There was a time, and not long ago, when German banks were determined to make their mark on the global financial markets. Deutsche Bank acquired Morgan Grenfell and Bankers Trust and even started buying up others firms' staff. Dresdner acquired Kleinwort Benson. And WestLB and Commerzbank were hiring staff, especially in London, like it was going out of fashion.
Now Deutsche is just starting to restructure its wholesale banking operation, Dresdner is now owned by German insurer Allianz (and flirted with Commerzbank, Deutsche and Bruce Wasserstein along the way) and WestLB has sold businesses and appears to be circling the wagons around Germany. And then there is Commerzbank and its securities unit, which is not looking too hot.
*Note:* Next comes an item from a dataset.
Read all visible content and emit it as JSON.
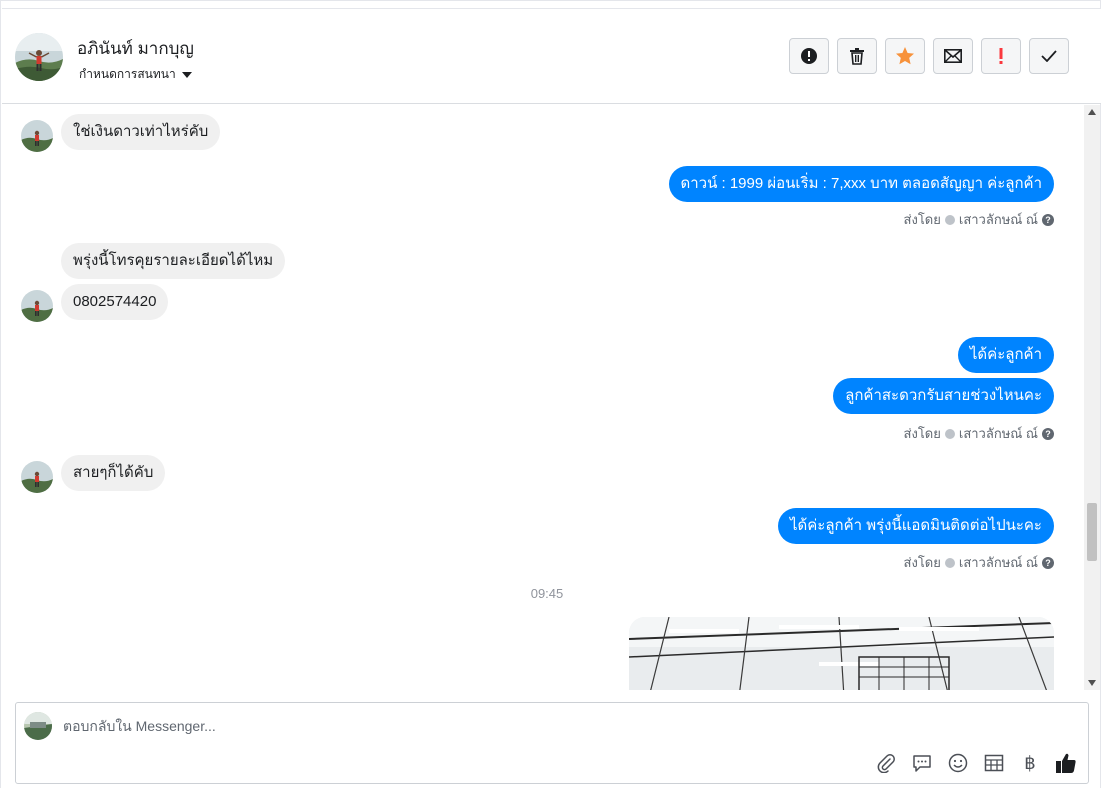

Many of the unit's top executives have quit the business in recent weeks and Commerzbank has got in the consultants to sort out the mess. Reuters now quotes unnamed sources, reporting that the 'revamp of Commerzbank's investment banking arm is set to include hefty job cuts'. Another unnamed source is quoted, saying that 'it's important for Commerzbank that the job cuts are quite far-reaching and that the discussion about investment banking is then brought to an end. Plans for the business were too ambitious and it has never grown into them'.
A recent CSFB research report said that the job cuts could be 'drastic' and the Financial Times has now reported that the German bank it preparing to cut 25% of the 1,250 staff in its securities division, which is said to have had a cost/income ratio in the first half of this year of 86%.
Unfortunately, Commerzbank now looks like being just another German institution which has seen its global investment banking dreams fade and die away. In truth, only Deutsche remains now to carry the flag.